Less frequent post-EVAR monitoring may be safe in some patient groups
The results of the retrospective multicentre ODYSSEUS study conducted in the Netherlands suggest that less frequent monitoring after endovascular aneurysm repair (EVAR) may be warranted. However, authors Anna CM Geraedts (University Medical Centers Amsterdam, Amsterdam, The Netherlands) and colleagues point out that future studies are needed to determine the patient groups in which this would be safe.
The study, recently published in the European Journal of Vascular and Endovascular Surgery (EJVES), highlighted the fact that discontinuation of post-EVAR imaging surveillance is common in the Netherlands. It also shows that discontinuing annual follow-up in patients with initial postoperative computed tomography (CTA) angiography without abnormalities is not associated with poor outcomes.
“EVAR has become the predominant modality for the treatment of infrarenal abdominal aortic aneurysms (AAAs) in the Netherlands,” the authors write, adding that lifelong monitoring is recommended after the procedure. However, they also note that there are concerns about the long-term durability of EVAR, lifelong follow-up routines, and adherence to monitoring programs. This study therefore aimed to examine the association between adherence to postoperative monitoring and survival and secondary interventions in patients with an initial postoperative CTA without abnormalities.
Between 2007 and 2012, all consecutive patients undergoing EVAR for intact AAA at 16 hospitals were retrospectively identified, the authors write, noting that the patients were followed through December 2018.
Geraedts et al specify that patients were included if the initial postoperative CTA showed no type I-III endoleak, kink, infection or limb occlusion. The primary outcomes were aneurysm-related mortality and secondary interventions, and the secondary outcome was all-cause mortality.
Of the 1,596 patients included in the study, the authors report that the cumulative aneurysm-related, overall, intervention-free survival was 99.4/94.8/96.1%, 98.5/72.9 /85.9% and 96.3/45.4/71.1% at one, five and ten years respectively. They note that the American Society of Anesthesiologists (ASA) classification (ASA IV risk ratio [HR], 3.810; 95% confidence interval [CI], 1.296-11.198), increase in AAA diameter (HR, 3.299; 95% CI, 1.408-7.729) and continued follow-up (HR, 3.611; 95% CI, 1.780-7.323) were independently associated with aneurysm-related mortality. The same variables and age (HR, 1.063 per year; 95% CI, 1.052-1.074) were significantly associated with all-cause mortality, the authors add.
In terms of secondary interventions, Geraedts and colleagues report that no difference was observed between patients with continuous and interrupted follow-up (89/552; 15% versus 136/1044; 13%; p=0.091) .
write in EJVES, the authors acknowledge various limitations of their study, including its retrospective observational study design. This carries a risk of information bias, they state, noting for example that “it was unclear if patients were lost to follow-up, if imaging studies were discontinued after uncomplicated monitoring or if of patients had been monitored by imaging elsewhere”.

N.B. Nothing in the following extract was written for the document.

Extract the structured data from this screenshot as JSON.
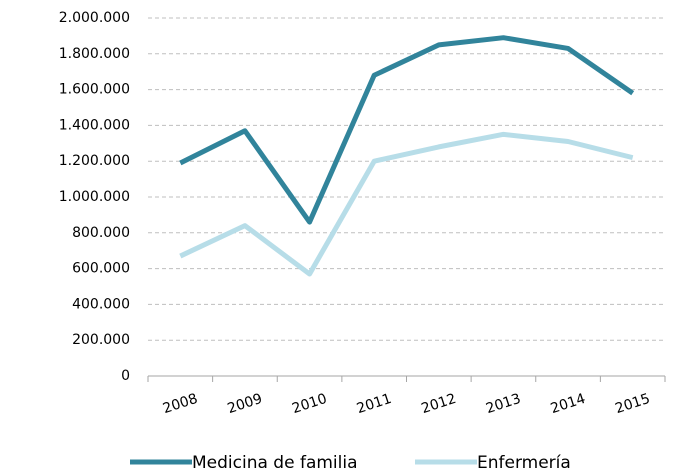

Additionally, they acknowledge that including patients only up to 2012 limits the ability to draw conclusions from newer devices, there were no clear protocols as to when a patient might be discharged. further follow-up, information on the cause of death was missing. , as well as the fact that the reasons why the patients were no longer under surveillance were not noted.
Despite these limitations, Geraedts et al also point to some notable research strengths, such as the use of population-based data with long-term follow-up and the accuracy of death verification through the National Death Registry. Additionally, they note that the survey includes all imaging studies performed as a result of EVAR, and thus “provides a comprehensive overview of national practice and adherence to ESVS.” [European Society for Vascular Surgery] guidelines”.
Geraedts and colleagues conclude that “discontinuation of follow-up is not associated with poor outcomes”, however noting that “future prospective studies are indicated to determine in which patient groups follow-up can be safely reduced”.